Je constate que nous renonçons à davantage de recettes que vous, mais, en termes de pouvoir d'achat, quelle est la solution la plus efficace pour nos concitoyens ? Pour certains d'entre eux, votre choix est plus favorable : c'est le cas du célibataire qui fait des heures supplémentaires et gagne plus de 2 500 euros par mois. Il gagnera, avec votre formule, 100 euros de plus qu'avec la nôtre. Mais dans tous les autres cas, votre formule est défavorable, et la nôtre est même parfois largement plus favorable.

Un célibataire sans enfant qui gagne 1 350 euros net paie des impôts. Avec notre politique économique, son gain de pouvoir d'achat sera de 516 euros par an ; avec la vôtre, il sera de 264 euros. Pour le couple avec deux enfants, dont chacun des membres gagne le SMIC – soit l'essentiel des ouvriers et des employés pour lesquels nous prenons cette mesure d'exonération des heures supplémentaires – , avec notre politique, le gain de pouvoir d'achat sera de 792 euros par an ; avec la vôtre, il s'élèvera à 264 euros.

Je ne sais pas si vous vous en êtes rendu compte, mais la moitié des ouvriers et des employés de France ne paient pas d'impôt sur le revenu : en défiscalisant les heures supplémentaires, vous prendriez une disposition qui ne s'appliquerait pas à tous les Français courageux qui voudraient travailler plus pour gagner plus.

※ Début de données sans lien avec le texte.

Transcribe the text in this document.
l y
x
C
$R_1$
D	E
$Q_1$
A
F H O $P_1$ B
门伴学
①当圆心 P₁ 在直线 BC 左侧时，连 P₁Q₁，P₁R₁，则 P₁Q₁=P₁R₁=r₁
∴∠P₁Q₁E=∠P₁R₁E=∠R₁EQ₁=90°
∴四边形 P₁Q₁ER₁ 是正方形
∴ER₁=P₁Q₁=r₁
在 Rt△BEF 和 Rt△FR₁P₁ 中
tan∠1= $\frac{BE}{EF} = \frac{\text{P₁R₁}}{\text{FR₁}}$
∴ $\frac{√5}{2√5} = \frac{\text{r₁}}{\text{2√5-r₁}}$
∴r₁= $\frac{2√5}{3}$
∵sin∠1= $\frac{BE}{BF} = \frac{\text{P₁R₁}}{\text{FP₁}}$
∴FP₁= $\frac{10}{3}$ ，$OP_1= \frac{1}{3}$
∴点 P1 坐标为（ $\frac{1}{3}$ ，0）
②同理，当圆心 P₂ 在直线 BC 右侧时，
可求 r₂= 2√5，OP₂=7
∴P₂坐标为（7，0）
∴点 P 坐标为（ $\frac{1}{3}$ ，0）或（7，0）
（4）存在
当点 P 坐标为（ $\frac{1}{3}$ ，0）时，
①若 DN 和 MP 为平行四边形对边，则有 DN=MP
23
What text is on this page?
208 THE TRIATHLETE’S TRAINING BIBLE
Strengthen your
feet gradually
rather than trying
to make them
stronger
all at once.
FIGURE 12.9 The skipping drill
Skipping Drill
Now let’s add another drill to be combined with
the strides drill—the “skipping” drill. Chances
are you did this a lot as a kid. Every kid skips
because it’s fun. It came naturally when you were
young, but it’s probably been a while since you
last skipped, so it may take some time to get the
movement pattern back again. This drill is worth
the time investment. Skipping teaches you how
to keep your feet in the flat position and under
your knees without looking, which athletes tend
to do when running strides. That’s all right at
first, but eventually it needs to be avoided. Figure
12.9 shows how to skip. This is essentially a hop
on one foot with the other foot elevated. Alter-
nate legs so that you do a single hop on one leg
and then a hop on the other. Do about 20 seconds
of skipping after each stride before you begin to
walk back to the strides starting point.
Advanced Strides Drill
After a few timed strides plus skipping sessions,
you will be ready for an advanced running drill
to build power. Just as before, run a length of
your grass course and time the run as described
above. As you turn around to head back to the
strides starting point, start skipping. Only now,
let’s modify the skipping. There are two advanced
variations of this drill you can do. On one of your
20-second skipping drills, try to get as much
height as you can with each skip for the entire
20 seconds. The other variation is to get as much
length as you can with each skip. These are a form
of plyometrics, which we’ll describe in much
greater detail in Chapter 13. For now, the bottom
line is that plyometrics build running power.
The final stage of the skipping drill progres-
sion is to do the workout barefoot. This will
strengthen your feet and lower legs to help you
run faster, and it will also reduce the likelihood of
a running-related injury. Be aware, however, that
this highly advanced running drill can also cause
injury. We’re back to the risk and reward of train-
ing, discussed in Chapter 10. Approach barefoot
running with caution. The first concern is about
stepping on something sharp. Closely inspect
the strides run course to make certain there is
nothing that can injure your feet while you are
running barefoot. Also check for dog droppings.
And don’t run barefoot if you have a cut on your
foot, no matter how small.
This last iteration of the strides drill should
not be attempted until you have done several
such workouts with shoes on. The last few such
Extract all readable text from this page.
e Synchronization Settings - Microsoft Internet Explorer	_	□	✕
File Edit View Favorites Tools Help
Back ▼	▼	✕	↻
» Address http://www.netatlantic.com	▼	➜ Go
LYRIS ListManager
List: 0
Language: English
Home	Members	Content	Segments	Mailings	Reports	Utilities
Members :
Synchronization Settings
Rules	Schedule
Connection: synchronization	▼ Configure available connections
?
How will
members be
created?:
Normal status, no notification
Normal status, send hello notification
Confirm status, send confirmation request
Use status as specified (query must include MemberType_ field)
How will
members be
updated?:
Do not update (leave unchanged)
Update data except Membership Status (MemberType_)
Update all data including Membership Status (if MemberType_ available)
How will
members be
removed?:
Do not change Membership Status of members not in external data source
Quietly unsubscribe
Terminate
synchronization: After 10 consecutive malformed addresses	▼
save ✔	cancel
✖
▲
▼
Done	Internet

Certes, il faut qu'ils puissent faire des heures supplémentaires et qu'il y ait des commandes dans leur entreprise, mais nous y reviendrons en traitant de la politique économique de façon générale. En tout cas, nous donnons trois fois plus de pouvoir d'achat aux Français que vous, parce que votre effort est consacré à ceux qui paient l'impôt sur le revenu, et pas aux autres qui travaillent pourtant aussi et font également des heures supplémentaires.

Même en considérant un couple avec deux enfants qui gagnerait 6 000 euros net par mois, soit des gens qui commencent à avoir un revenu un peu supérieur à la moyenne, notre dispositif leur ferait gagner 1 428 euros, le vôtre, 1 032 euros.

Non seulement nous mettons en place le mécanisme d'encouragement des heures supplémentaires que vous avez naguère refusé – je reconnais qu'il ne sert à rien de se renvoyer la balle en la matière et qu'il est préférable de discuter ensemble d'une nouvelle tendance économique – , mais notre politique sociale et économique se trouve être plus avantageuse pour tous ceux qui travaillent, en particulier ceux qui ne paient pas d'impôt sur le revenu et qui ont des charges de famille, comme la moitié de la classe ouvrière et des employés, sans rien retirer à ceux qui paient des impôts par ailleurs.

Je crois que la plupart des membres du groupe Les Républicains souhaitaient aider ceux qui travaillent et qui ont des demi-parts fiscales. Vous devriez être convaincus par cette démonstration sans idéologie particulière.

Je veux aussi évoquer ce qui relève de la gauche et de la droite. Aujourd'hui, M. Vallaud fait de belles déclarations, mais je suis désolé de lui rappeler qu'un Premier ministre socialiste a dit que la suppression des exonérations de charges des heures supplémentaires était une belle erreur du quinquennat précédent. Après tout, c'est normal, on fait tous des erreurs.